Shireen Issawi, la sœur de Samer et elle-même ancienne prisonnière dans les prisons israéliennes, a déclaré que son frère n’a consommé que de l’eau depuis le mois de janvier. Issa Qaraqe a décrit l’état général d’Issawi comme très mauvais. Samer a perdu 35 kilos et souffre de douleurs aux reins. Il a également perdu toute sensation dans la moitié droite de son corps.
Trois autres prisonniers sont également en grève de la faim. Ayman Sharawneh a annoncé sa grève le 1er Juillet 2012, alors que Jafar Ezzedine et Tareq Qaadan ont commencé leur jeûne le 27 novembre. Tous protestent contre leur détention administrative, ce qui signifie qu’ils sont détenus indéfiniment par Israël sans aucun accusation portée contre eux.
Avec presque aucune mobilisation en faveur des grévistes de la faim, on a assisté le 15 février à de grandes manifestations à Ramallah et Al-Bireh, et ce jour a été baptisé le vendredi de « Brisons le silence ».
Les comités de lutte populaire ont encouragé quelques centaines de personnes à prier en dehors de la prison d’Ofer à Beitunia, au nord-ouest de Ramallah. Les prières terminées, environ 600 manifestants sont restés pour protester devant la prison. Ils ont été repoussés par d’énormes quantités de gaz lacrymogènes tirées par l’armée d’occupation israélienne, ainsi que par des balles en caoutchouc et des balles réelles. Plus de 100 manifestants ont dû être traités sur place pour des blessures, mais aucun mort n’a été signalé.
Dans al-Bireh, plusieurs tentes ont été mises en place sur le terrain en face de la mairie. Sheikh Raed Salah, du mouvement islamique dans les territoires de 1948, est arrivé et a dirigé le sermon du vendredi devant des centaines de personnes. En visite à l’improviste, le chef de l’AP de Ramallah, Mahmoud Abbas, est arrivé et dans un bref discours, a affirmé que la libération de tous les prisonniers palestiniens restait une priorité absolue, mais sans offrir le moindre plan d’action.
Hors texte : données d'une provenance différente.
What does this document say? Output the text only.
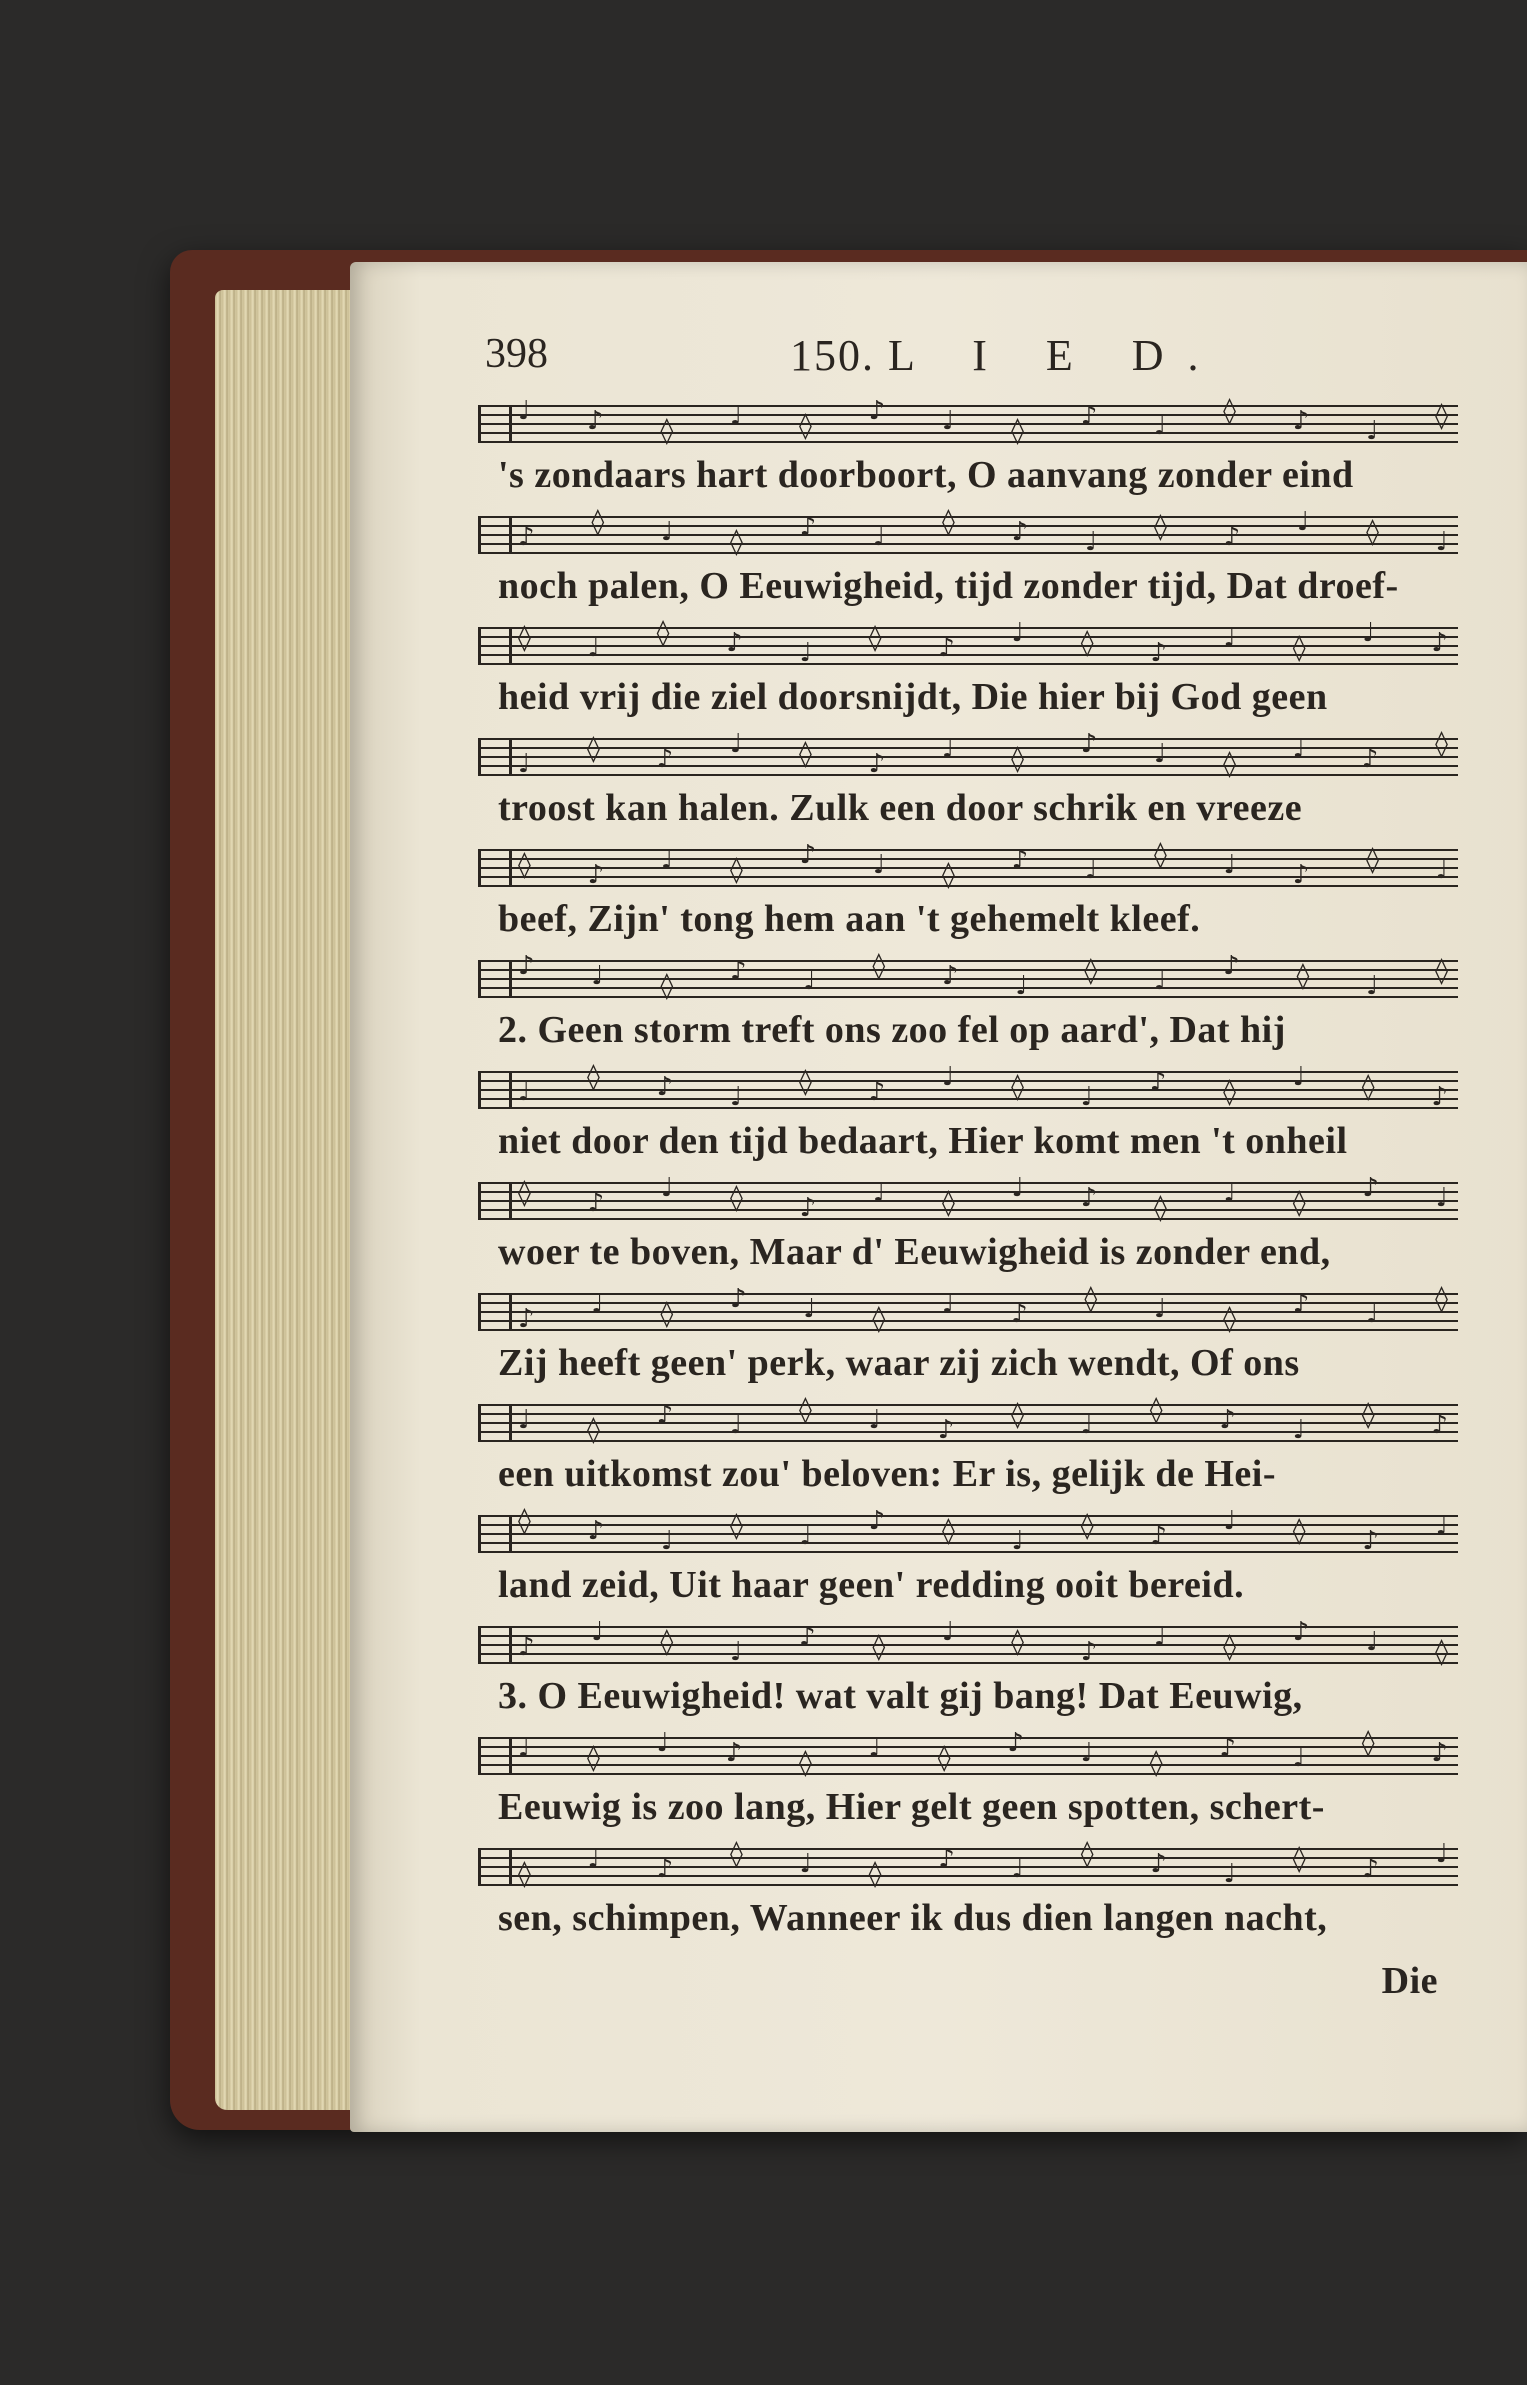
398	150. L I E D.
♩ ♪ ◊ ♩ ◊ ♪ ♩ ◊ ♪ ♩ ◊ ♪ ♩ ◊
's zondaars hart doorboort, O aanvang zonder eind
♪ ◊ ♩ ◊ ♪ ♩ ◊ ♪ ♩ ◊ ♪ ♩ ◊ ♩
noch palen, O Eeuwigheid, tijd zonder tijd, Dat droef-
◊ ♩ ◊ ♪ ♩ ◊ ♪ ♩ ◊ ♪ ♩ ◊ ♩ ♪
heid vrij die ziel doorsnijdt, Die hier bij God geen
♩ ◊ ♪ ♩ ◊ ♪ ♩ ◊ ♪ ♩ ◊ ♩ ♪ ◊
troost kan halen. Zulk een door schrik en vreeze
◊ ♪ ♩ ◊ ♪ ♩ ◊ ♪ ♩ ◊ ♩ ♪ ◊ ♩
beef, Zijn' tong hem aan 't gehemelt kleef.
♪ ♩ ◊ ♪ ♩ ◊ ♪ ♩ ◊ ♩ ♪ ◊ ♩ ◊
2. Geen storm treft ons zoo fel op aard', Dat hij
♩ ◊ ♪ ♩ ◊ ♪ ♩ ◊ ♩ ♪ ◊ ♩ ◊ ♪
niet door den tijd bedaart, Hier komt men 't onheil
◊ ♪ ♩ ◊ ♪ ♩ ◊ ♩ ♪ ◊ ♩ ◊ ♪ ♩
woer te boven, Maar d' Eeuwigheid is zonder end,
♪ ♩ ◊ ♪ ♩ ◊ ♩ ♪ ◊ ♩ ◊ ♪ ♩ ◊
Zij heeft geen' perk, waar zij zich wendt, Of ons
♩ ◊ ♪ ♩ ◊ ♩ ♪ ◊ ♩ ◊ ♪ ♩ ◊ ♪
een uitkomst zou' beloven: Er is, gelijk de Hei-
◊ ♪ ♩ ◊ ♩ ♪ ◊ ♩ ◊ ♪ ♩ ◊ ♪ ♩
land zeid, Uit haar geen' redding ooit bereid.
♪ ♩ ◊ ♩ ♪ ◊ ♩ ◊ ♪ ♩ ◊ ♪ ♩ ◊
3. O Eeuwigheid! wat valt gij bang! Dat Eeuwig,
♩ ◊ ♩ ♪ ◊ ♩ ◊ ♪ ♩ ◊ ♪ ♩ ◊ ♪
Eeuwig is zoo lang, Hier gelt geen spotten, schert-
◊ ♩ ♪ ◊ ♩ ◊ ♪ ♩ ◊ ♪ ♩ ◊ ♪ ♩
sen, schimpen, Wanneer ik dus dien langen nacht,
Die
Mais pour les prisonniers en grève de faim, les quelques mots de M. Abbas et les actions tardives de soutien et de solidarité peuvent se révéler être trop peu, et trop tard.
Des rapports de plus en plus alarmants sont publiés presque quotidiennement par des organisations juridiques et médicales, concernant l’état de santé critique des quatre grévistes de la faim, et de Samer Issawi en particulier. Avec le temps qui passe et qui représente un luxe que les prisonniers ne peuvent plus se permettre, des actions telles que celles prises par Adnan afin de bousculer une organisation internationale dont le mandat est de protéger les détenus dans les prisons de l’occupation, représentent peut-être l’un des derniers espoirs qui subsistent.
* Linah Alsaafin, diplômée de l’université de Birzeit en Cisjordanie est née à Cardiff au pays de Galles et a été élevée en Angleterre, aux USA et en Palestine. Jeune palestinienne de 21 ans, à la fois de Gaza et de Cisjordanie, elle est active dans la résistance populaire non armée et blogueuse pour The Electronic Intifada.